Friday, October 21, 2016

Lost

All they had intended to do was look inside. The doorway had stood in the alley for as long as anyone could remember, a strange blue wooden door that looked wildly out of place in the gray brick of the building it was attached to.

The building it was attached to was an old tenement house. Alex had lived in the building for all of his life, and he knew that the door didn't connect to the boiler room that was on the other side of the wall. He'd peeked through the door for the first time when he was six; it had been a dare from Rosa, the daughter of a neighbor who was the same age as Alex.

That first time, the door had opened up to a long hallway made of old-looking stone with flaming torches lining the walls. It was a smooth marble entryway with seven passages leading away when he had turned the dare back upon Rosa. After that, daring each other to look in the door had been a game, with the rewards and punishments for chickening out gradually going higher and higher until they'd been thirteen, and he'd dared her to look in and describe the room or kiss him.

Rosa had described the room, a queer-looking place of metal and glass, before turning around to his slightly disappointed face and pulling him into a kiss. In the end, nobody was terribly surprised by the games they had played turning into a courtship ritual aside from them.

And through it all, they kept peeking in the door; never anything more. Their parents had never commented on the door, but some gnosis had warned them from going any further; much like the much commented warnings of caution from their parents had on their physical affections. Three years of first love, companionship, and the tender dance in each had been enough to appease both their wants and their parents.

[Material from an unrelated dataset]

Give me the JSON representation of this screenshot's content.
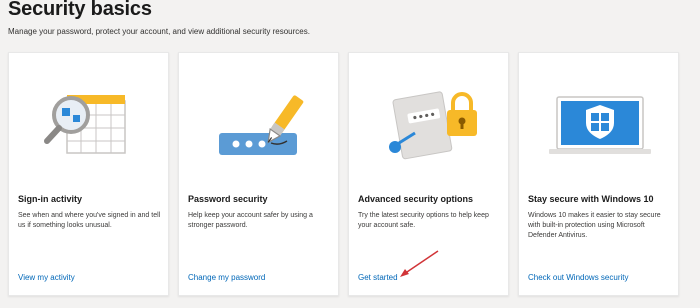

Though as their romantic dance grew closer, the dares become more bold; one of them standing inside the room while the other stands at the door holding it. They had long ago set a pebble inside the blue door, and the room's shifting took the pebble with it.

It wasn't until they approached their seventeenth year that they saw a room that looked anything like one they had seen before. Alex had been dared to stand in the room for a full minute while Rosa held the door. Rosa had gasped when she opened the door, proclaiming that the room looked so much like the first room she had ever seen.

Something in that change had spurred Alex to search a little farther in his minute, poking his head down each hall. He heard Rosa calling him, saying it had been quite long enough, please come back. But something held him, some fascination in the patterns of the marble that Alex only shook when he heard the sound behind him of wooden shoes on stone.

He whirled, seeing Rosa walk towards him, a cross expression on his face.

Behind her, the blue door slammed itself shut and faded into a discolored patch of stone.